Le 5 avril, en pays Djubéa, la MU Gouvernance Quinquennale Clanique de Transition a proclamé sa déclaration d’autorité. Cette organisation coutumière annonce officiellement la reprise des prérogatives royales du Clan de Nouméa sur son territoire, ses terres ancestrales, ses lieux sacrés et sa zone d’influence.

Cette gouvernance, construite sur la légitimité des Clans Authentiques de l’Endroit, affirme que l’exercice du pouvoir, autrefois concentré autour de feu Gabriel Païta, revient désormais à une autorité collective, désignée selon les règles traditionnelles.

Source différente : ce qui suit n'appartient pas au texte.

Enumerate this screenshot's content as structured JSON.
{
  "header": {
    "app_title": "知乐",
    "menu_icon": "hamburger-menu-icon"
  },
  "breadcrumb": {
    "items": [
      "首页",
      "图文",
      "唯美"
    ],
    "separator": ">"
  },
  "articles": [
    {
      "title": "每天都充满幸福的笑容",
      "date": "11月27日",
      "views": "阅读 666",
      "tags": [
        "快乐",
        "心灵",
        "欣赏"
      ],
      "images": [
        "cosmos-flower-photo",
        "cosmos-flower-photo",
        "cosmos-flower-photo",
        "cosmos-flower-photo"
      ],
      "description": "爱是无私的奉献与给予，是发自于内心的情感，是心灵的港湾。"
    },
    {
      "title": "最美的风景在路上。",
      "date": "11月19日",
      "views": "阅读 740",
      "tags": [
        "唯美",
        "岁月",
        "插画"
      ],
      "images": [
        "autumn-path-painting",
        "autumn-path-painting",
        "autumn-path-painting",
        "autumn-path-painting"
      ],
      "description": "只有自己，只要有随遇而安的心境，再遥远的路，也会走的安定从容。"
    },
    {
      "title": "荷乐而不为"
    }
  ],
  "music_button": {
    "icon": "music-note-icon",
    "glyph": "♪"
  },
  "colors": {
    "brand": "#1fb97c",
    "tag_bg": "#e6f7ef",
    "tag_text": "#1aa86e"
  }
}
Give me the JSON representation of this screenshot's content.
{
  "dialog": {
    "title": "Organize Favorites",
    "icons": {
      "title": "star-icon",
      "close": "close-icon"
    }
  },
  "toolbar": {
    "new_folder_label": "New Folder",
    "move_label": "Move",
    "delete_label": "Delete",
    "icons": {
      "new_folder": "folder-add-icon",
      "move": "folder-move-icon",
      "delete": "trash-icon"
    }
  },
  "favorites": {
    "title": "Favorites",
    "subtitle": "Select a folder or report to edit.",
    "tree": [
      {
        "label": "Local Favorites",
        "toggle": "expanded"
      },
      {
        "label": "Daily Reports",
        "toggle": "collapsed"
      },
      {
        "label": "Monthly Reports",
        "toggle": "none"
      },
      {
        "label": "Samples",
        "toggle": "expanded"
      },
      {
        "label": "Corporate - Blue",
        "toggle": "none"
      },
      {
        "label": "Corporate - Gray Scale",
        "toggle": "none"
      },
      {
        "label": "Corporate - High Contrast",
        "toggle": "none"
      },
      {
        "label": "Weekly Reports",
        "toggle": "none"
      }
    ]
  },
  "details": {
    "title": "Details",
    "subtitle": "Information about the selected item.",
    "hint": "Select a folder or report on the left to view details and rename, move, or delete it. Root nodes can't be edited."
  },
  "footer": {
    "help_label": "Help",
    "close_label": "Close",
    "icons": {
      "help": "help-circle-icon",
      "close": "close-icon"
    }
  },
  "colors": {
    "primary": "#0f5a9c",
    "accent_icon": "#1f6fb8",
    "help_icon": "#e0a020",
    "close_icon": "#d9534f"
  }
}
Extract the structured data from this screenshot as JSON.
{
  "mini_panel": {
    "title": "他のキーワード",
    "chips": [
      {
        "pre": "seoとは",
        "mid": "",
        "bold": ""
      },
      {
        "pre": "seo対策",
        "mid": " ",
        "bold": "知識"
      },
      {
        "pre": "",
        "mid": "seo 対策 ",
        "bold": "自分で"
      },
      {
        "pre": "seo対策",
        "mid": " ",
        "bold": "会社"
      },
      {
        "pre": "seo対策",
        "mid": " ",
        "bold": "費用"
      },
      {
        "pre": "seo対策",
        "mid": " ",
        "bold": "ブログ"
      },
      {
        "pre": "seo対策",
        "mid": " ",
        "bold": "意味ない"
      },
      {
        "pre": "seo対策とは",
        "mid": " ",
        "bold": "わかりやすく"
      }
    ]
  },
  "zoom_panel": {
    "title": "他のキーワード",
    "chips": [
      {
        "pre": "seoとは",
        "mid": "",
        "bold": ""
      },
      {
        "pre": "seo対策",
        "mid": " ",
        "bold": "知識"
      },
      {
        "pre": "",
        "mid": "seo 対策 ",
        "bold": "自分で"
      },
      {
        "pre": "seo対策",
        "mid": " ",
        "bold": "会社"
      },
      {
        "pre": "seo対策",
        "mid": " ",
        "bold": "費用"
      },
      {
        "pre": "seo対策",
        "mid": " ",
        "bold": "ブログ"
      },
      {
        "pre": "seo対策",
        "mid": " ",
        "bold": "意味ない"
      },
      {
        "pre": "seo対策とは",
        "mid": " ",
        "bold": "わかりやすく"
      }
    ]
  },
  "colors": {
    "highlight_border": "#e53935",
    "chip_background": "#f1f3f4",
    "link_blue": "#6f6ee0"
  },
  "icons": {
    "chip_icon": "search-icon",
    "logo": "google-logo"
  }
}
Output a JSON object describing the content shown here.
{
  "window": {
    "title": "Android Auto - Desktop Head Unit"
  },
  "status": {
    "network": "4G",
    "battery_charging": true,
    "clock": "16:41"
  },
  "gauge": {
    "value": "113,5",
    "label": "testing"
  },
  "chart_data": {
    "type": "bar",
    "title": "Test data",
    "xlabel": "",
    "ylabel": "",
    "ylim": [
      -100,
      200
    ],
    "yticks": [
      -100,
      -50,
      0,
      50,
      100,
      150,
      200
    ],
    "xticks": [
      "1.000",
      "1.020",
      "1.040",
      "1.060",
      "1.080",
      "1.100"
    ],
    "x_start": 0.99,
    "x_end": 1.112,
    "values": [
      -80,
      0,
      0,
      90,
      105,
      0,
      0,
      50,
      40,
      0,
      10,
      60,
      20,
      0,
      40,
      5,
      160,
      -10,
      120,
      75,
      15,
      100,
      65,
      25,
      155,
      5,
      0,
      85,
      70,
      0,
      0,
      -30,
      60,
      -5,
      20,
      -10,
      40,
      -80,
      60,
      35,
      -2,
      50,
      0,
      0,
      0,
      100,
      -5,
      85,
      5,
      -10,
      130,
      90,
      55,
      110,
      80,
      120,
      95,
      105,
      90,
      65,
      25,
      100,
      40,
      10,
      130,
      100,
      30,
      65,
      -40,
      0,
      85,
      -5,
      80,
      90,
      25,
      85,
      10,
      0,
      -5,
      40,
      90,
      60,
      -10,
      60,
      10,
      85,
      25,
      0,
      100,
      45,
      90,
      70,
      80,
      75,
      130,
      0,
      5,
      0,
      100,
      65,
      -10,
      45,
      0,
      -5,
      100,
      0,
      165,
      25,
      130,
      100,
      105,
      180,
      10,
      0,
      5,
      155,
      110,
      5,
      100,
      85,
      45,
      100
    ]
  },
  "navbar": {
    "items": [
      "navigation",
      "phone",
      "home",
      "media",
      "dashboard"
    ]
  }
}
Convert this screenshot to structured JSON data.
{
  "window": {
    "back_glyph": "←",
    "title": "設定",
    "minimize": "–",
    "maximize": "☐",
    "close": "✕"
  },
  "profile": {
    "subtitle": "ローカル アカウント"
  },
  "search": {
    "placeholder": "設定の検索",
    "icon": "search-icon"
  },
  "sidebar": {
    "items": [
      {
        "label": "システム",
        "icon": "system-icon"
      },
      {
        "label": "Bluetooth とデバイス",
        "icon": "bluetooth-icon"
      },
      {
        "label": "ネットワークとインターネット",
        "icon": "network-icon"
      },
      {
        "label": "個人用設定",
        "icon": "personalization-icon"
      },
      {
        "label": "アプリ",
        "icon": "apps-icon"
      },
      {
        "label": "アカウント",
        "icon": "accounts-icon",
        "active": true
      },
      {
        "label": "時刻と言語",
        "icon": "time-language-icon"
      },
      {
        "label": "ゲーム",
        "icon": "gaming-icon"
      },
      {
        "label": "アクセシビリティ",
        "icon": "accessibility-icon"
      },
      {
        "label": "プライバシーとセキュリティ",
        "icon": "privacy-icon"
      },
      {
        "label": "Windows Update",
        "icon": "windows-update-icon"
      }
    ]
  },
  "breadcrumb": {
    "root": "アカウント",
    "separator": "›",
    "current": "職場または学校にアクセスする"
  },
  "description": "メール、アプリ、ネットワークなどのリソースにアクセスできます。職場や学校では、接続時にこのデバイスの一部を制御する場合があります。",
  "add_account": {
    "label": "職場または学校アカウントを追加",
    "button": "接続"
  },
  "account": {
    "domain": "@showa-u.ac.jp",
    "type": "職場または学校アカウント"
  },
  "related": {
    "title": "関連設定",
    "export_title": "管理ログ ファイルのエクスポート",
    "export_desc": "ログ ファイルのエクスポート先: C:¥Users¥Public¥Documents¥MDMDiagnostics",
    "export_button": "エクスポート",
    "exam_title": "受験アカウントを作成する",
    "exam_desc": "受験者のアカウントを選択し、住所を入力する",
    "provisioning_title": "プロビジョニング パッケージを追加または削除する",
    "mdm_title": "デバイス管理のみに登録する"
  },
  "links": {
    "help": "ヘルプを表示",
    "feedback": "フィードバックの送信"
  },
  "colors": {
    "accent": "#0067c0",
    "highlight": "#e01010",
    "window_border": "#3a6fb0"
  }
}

Des ministres ont été nommés pour porter cette nouvelle organisation, avec pour mission de défendre les droits fonciers, culturels, économiques et sociaux des clans, dans un esprit de souveraineté et de responsabilité.

La gouvernance réaffirme plusieurs actes fondateurs

– Le 24 septembre 2024 à Balade, une Déclaration de Pleine Souveraineté avait annoncé la création d’une Banque de Développement Clanique et d’une Monnaie Clanique.

– Le 27 octobre 2024, un Acte Coutumier avait entériné le transfert des titres miniers et des institutions privées aux Clans Authentiques.

– Enfin, le 30 novembre 2024, un palabre coutumier avait exigé l’annulation de toutes les redevances considérées comme illégitimes sur terres coutumières (loyers, factures d’électricité, d’eau, impôts, etc.).

Ces décisions sont désormais intégrées au socle d’autorité de la nouvelle gouvernance, qui dénonce les pratiques de prélèvement imposées comme du recel organisé sur foncier non coutumier.

Une autorité étendue sur plusieurs domaines

La gouvernance des Clans Authentiques affirme aujourd’hui exercer ses responsabilités dans plusieurs secteurs clés :

  • La gestion des terres et des espaces maritimes selon les règles coutumières ;
  • La justice, appliquée de manière autonome dans le respect des équilibres claniques ;
  • La sécurité des personnes et des lieux, assurée par des dispositifs propres à la gouvernance ;
  • L’économie, avec le développement d’une banque clanique, d’une monnaie locale et d’un modèle tourné vers les besoins collectifs ;
  • Les ressources naturelles, notamment minières, dont l’exploitation devra désormais faire l’objet d’un consentement coutumier explicite ;
  • Les prélèvements et redevances, qui ne sont plus reconnus comme légitimes en l’absence de titre coutumier authentique ;
  • La santé, l’éducation, le bien-être et la jeunesse, à travers des approches enracinées dans les savoirs traditionnels et la solidarité ;
  • Les relations extérieures, avec la volonté d’intervenir en tant qu’acteur souverain sur la scène régionale et internationale ;
  • La culture et la mémoire, enfin, considérées comme piliers fondamentaux de l’identité des Clans de l’Endroit.

En réaffirmant ses droits et en posant les fondations d’une gouvernance pleinement coutumière, l’autorité clanique souhaite adresser un message sans équivoque : elle ne se contente plus d’exister en marge, mais veut s’imposer désormais comme un acteur souverain, structuré et décidé à faire entendre sa voix sur ses terres et au-delà.